И сейчас там тоже стоял юноша. Там стоял Мемос. Он спросил, когда я поравнялась с клеткой:
— У вас уже кончились уроки?
— Да. Должно было быть комсомольское собрание, но комсорга вызвали в райком.
— Прекрасно. Я как чувствовал: я сегодня вообще в гимназию не ходил.
— Где же вы пополняли свое образование?
— А мы с приятелем с ночи уехали на остров. Там у его родителей маленький рыбачий домик. Этот приятель, помните — Апостолос Цудерос, — красавец с лиловыми глазами? Мы вместе были в кафе на набережной, когда познакомились с вами. Помните?
— Еще бы! Мы с подругой только на него и глядели. Что же вы делали на острове?
— Всю ночь резались в карты, а на заре ушли рыбачить. Как вы относитесь к рыбалке?
— Никак. Я в жизни не нашла ни одного гриба и не выловила ни одного малька. Меня презирала вся экспедиция — в прошлом году под Новым Иерусалимом.
— Какая экспедиция?
— То есть как какая? Я же юный археолог. Нет, правда, Я занимаюсь с шестого класса в историческом клубе Дома пионеров. В прошлом году во время летних каникул мы ездили копать вятичские курганы.
— При чем тут Дом пионеров? Вы ведь уже в восьмом классе?
— Ну и что? Там до десятого.
— Забавно, мой брат тоже помешан на истории. Он еще малыш, но лично знаком со всеми дальними родственниками Ахилла и Энея. У вас есть братья?
— Нет. Никого у меня нет. Я поздний ребенок. Мои родители воевали в гражданскую, они врачи. И потеряли двух детей на эпидемиях холеры и сыпняка. Я появилась на свет после долгих дискуссий. Считали — поздно.
— А нас трое: брат Антонис и сестра Мария. Я бы хотел вас познакомить с Марией, но вам с ней будет неинтересно — она ничего в жизни не признает, кроме Боба Тейлора и джаза Эллингтона.
— Он красивый — Боб Тейлор?
— Неистово красивый. Красивее Цудероса.
— Ну и пусть. А я не признаю девчонок с такими ограниченными интересами.
— Я же говорю — вам с Марией будет неинтересно.
— А что интересно вам?
— Скучные материи. Разные скучные материи. Например, политическая литература. Мы с Цудеросом читаем Маркса. Мы даже на остров брали с собой «Капитал». Вы слышали, вероятно, про такую книжку?
— Вероятно, все ваши знакомые девочки вроде Марии. Как это можно про «Капитал» спрашивать — «слышали»?

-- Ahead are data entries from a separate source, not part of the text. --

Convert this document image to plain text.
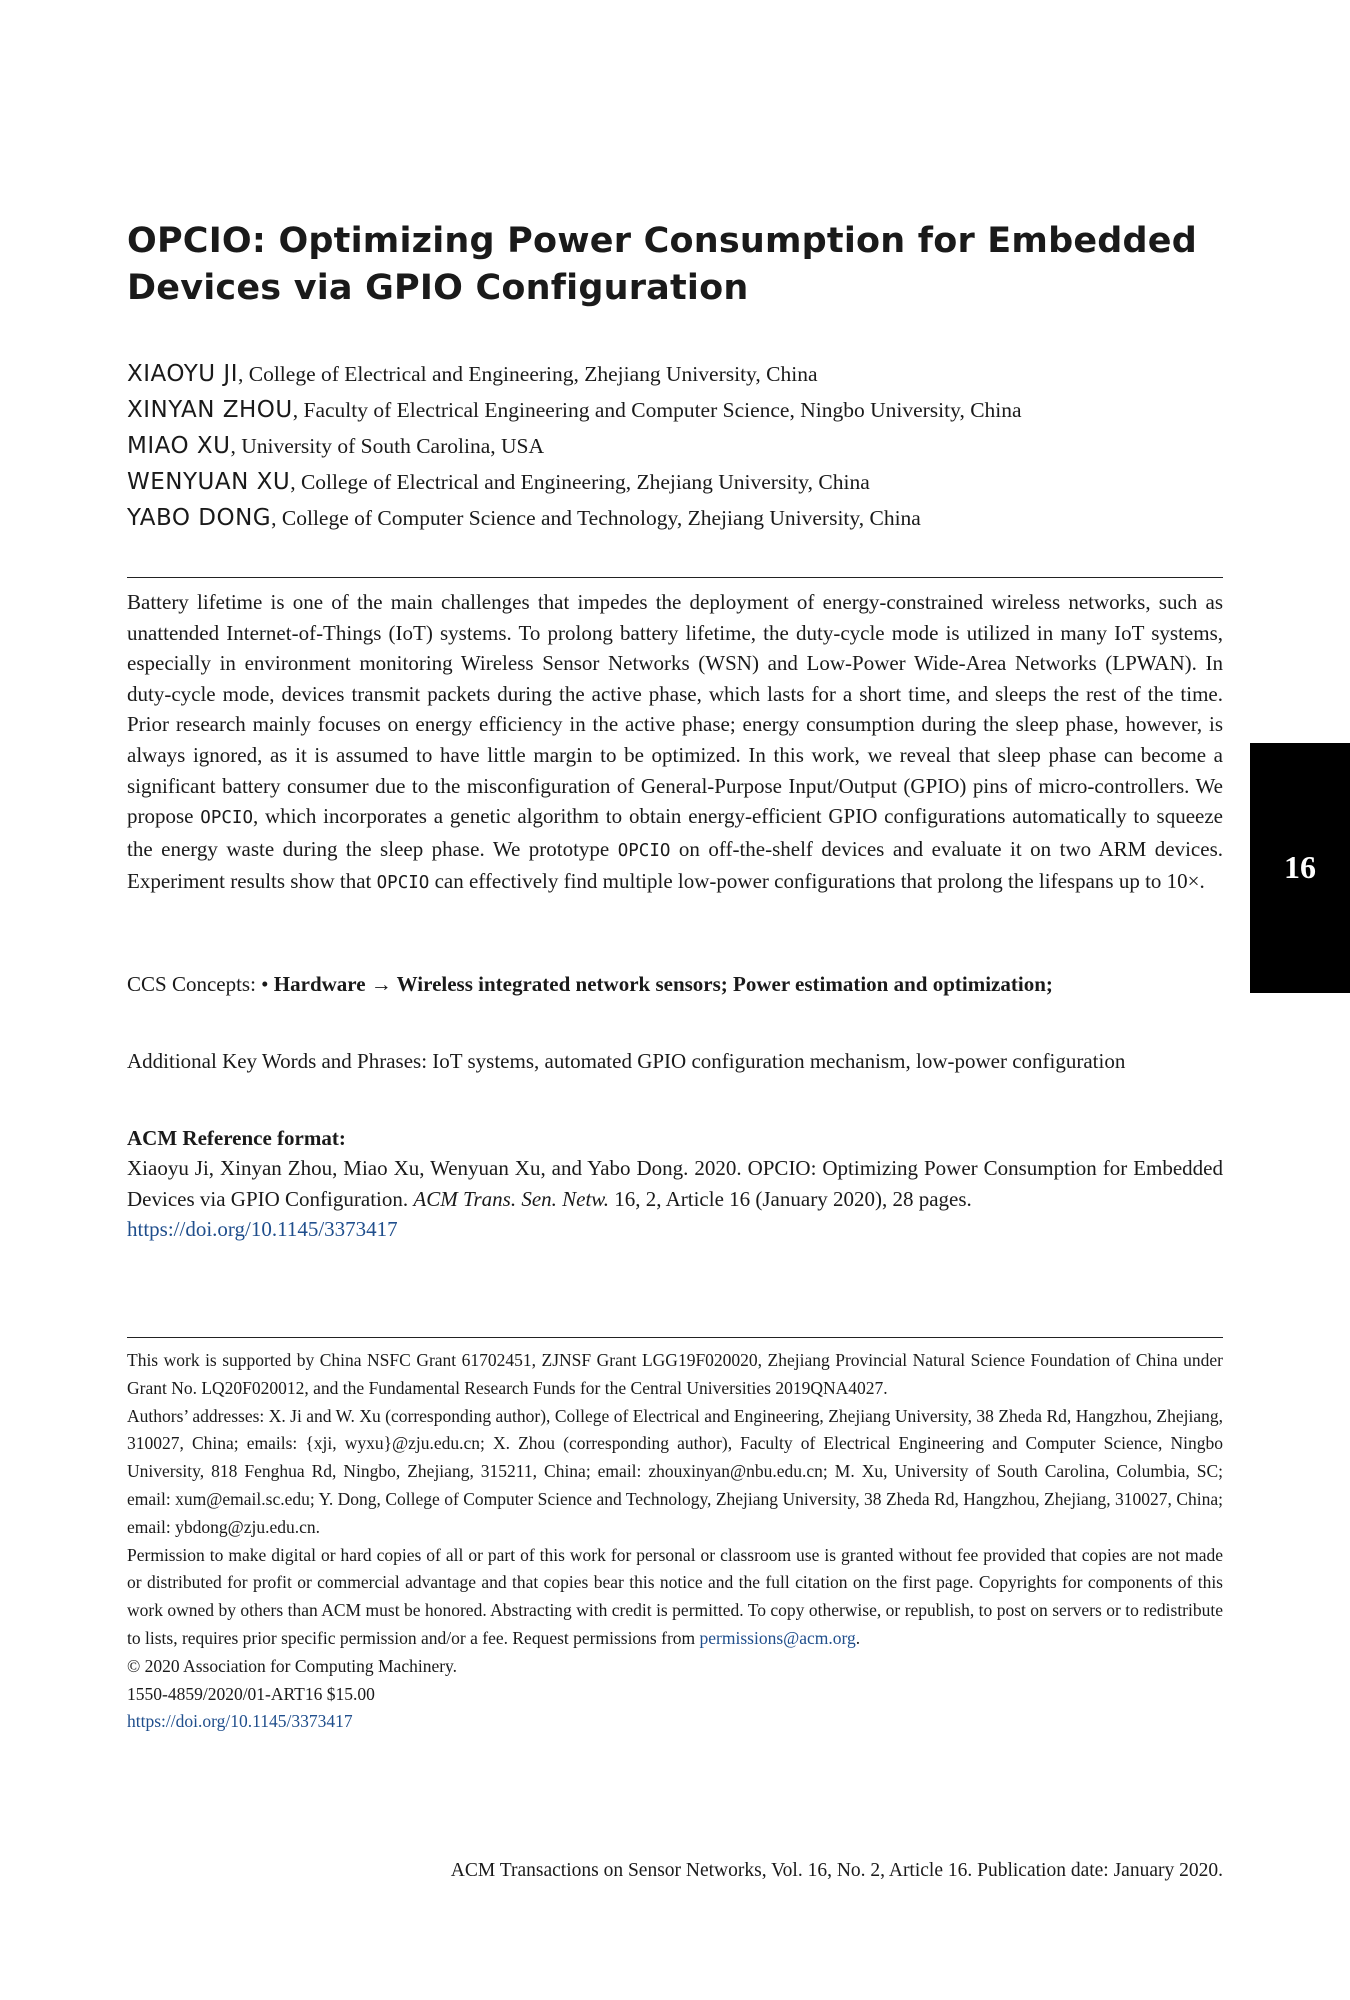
OPCIO: Optimizing Power Consumption for Embedded Devices via GPIO Configuration
XIAOYU JI, College of Electrical and Engineering, Zhejiang University, China
XINYAN ZHOU, Faculty of Electrical Engineering and Computer Science, Ningbo University, China
MIAO XU, University of South Carolina, USA
WENYUAN XU, College of Electrical and Engineering, Zhejiang University, China
YABO DONG, College of Computer Science and Technology, Zhejiang University, China

Battery lifetime is one of the main challenges that impedes the deployment of energy-constrained wireless networks, such as unattended Internet-of-Things (IoT) systems. To prolong battery lifetime, the duty-cycle mode is utilized in many IoT systems, especially in environment monitoring Wireless Sensor Networks (WSN) and Low-Power Wide-Area Networks (LPWAN). In duty-cycle mode, devices transmit packets during the active phase, which lasts for a short time, and sleeps the rest of the time. Prior research mainly focuses on energy efficiency in the active phase; energy consumption during the sleep phase, however, is always ignored, as it is assumed to have little margin to be optimized. In this work, we reveal that sleep phase can become a significant battery consumer due to the misconfiguration of General-Purpose Input/Output (GPIO) pins of micro-controllers. We propose OPCIO, which incorporates a genetic algorithm to obtain energy-efficient GPIO configurations automatically to squeeze the energy waste during the sleep phase. We prototype OPCIO on off-the-shelf devices and evaluate it on two ARM devices. Experiment results show that OPCIO can effectively find multiple low-power configurations that prolong the lifespans up to 10×.

CCS Concepts: • Hardware → Wireless integrated network sensors; Power estimation and optimization;

Additional Key Words and Phrases: IoT systems, automated GPIO configuration mechanism, low-power configuration

ACM Reference format:

Xiaoyu Ji, Xinyan Zhou, Miao Xu, Wenyuan Xu, and Yabo Dong. 2020. OPCIO: Optimizing Power Consumption for Embedded Devices via GPIO Configuration. ACM Trans. Sen. Netw. 16, 2, Article 16 (January 2020), 28 pages.
https://doi.org/10.1145/3373417

This work is supported by China NSFC Grant 61702451, ZJNSF Grant LGG19F020020, Zhejiang Provincial Natural Science Foundation of China under Grant No. LQ20F020012, and the Fundamental Research Funds for the Central Universities 2019QNA4027.

Authors’ addresses: X. Ji and W. Xu (corresponding author), College of Electrical and Engineering, Zhejiang University, 38 Zheda Rd, Hangzhou, Zhejiang, 310027, China; emails: {xji, wyxu}@zju.edu.cn; X. Zhou (corresponding author), Faculty of Electrical Engineering and Computer Science, Ningbo University, 818 Fenghua Rd, Ningbo, Zhejiang, 315211, China; email: zhouxinyan@nbu.edu.cn; M. Xu, University of South Carolina, Columbia, SC; email: xum@email.sc.edu; Y. Dong, College of Computer Science and Technology, Zhejiang University, 38 Zheda Rd, Hangzhou, Zhejiang, 310027, China; email: ybdong@zju.edu.cn.

Permission to make digital or hard copies of all or part of this work for personal or classroom use is granted without fee provided that copies are not made or distributed for profit or commercial advantage and that copies bear this notice and the full citation on the first page. Copyrights for components of this work owned by others than ACM must be honored. Abstracting with credit is permitted. To copy otherwise, or republish, to post on servers or to redistribute to lists, requires prior specific permission and/or a fee. Request permissions from permissions@acm.org.

© 2020 Association for Computing Machinery.

1550-4859/2020/01-ART16 $15.00

https://doi.org/10.1145/3373417

ACM Transactions on Sensor Networks, Vol. 16, No. 2, Article 16. Publication date: January 2020.
16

— Я не разговариваю с девочками о «Капитале». И с вами не буду, и не изображайте из себя, пожалуйста, искушенного политика. Это неженственно.
— А я и не стремлюсь быть женственной. Я всегда жалею, что я не мальчик.
— А это заурядно. Не демонстрируйте свою заурядность. Я хочу думать, что вы особенная.
— Ну и думайте. Для плодотворных размышлений оставляю вас в одиночестве. Пока.
— Позлитесь еще, позлитесь. Вы прекрасно сердитесь. «Гнев, о богиня, воспой…»
Тут из-за угла вышел Генка и закричал:
— Вот чертов грек! Я встретил его на бульваре и послал за тобой. Сказал, где школа, чтобы он поторопил тебя. А вы прохлаждаетесь!
Генка прокричал это по-русски, но тут же перешел на английский, обращенный к Мемосу:
— Сэр, вы довольно странно поняли мое предложение поторопить мадам.
— Школа оказалась очень далеко, за тридцать лет пути, — сказал Мемос и добавил уже мне: — Завтра у нас в гимназии литературный вечер, наш класс показывает отрывки из «Антигоны». Георгис Каратоглу, преподаватель литературы, поставил. Можно привести гостей. Вы пойдете?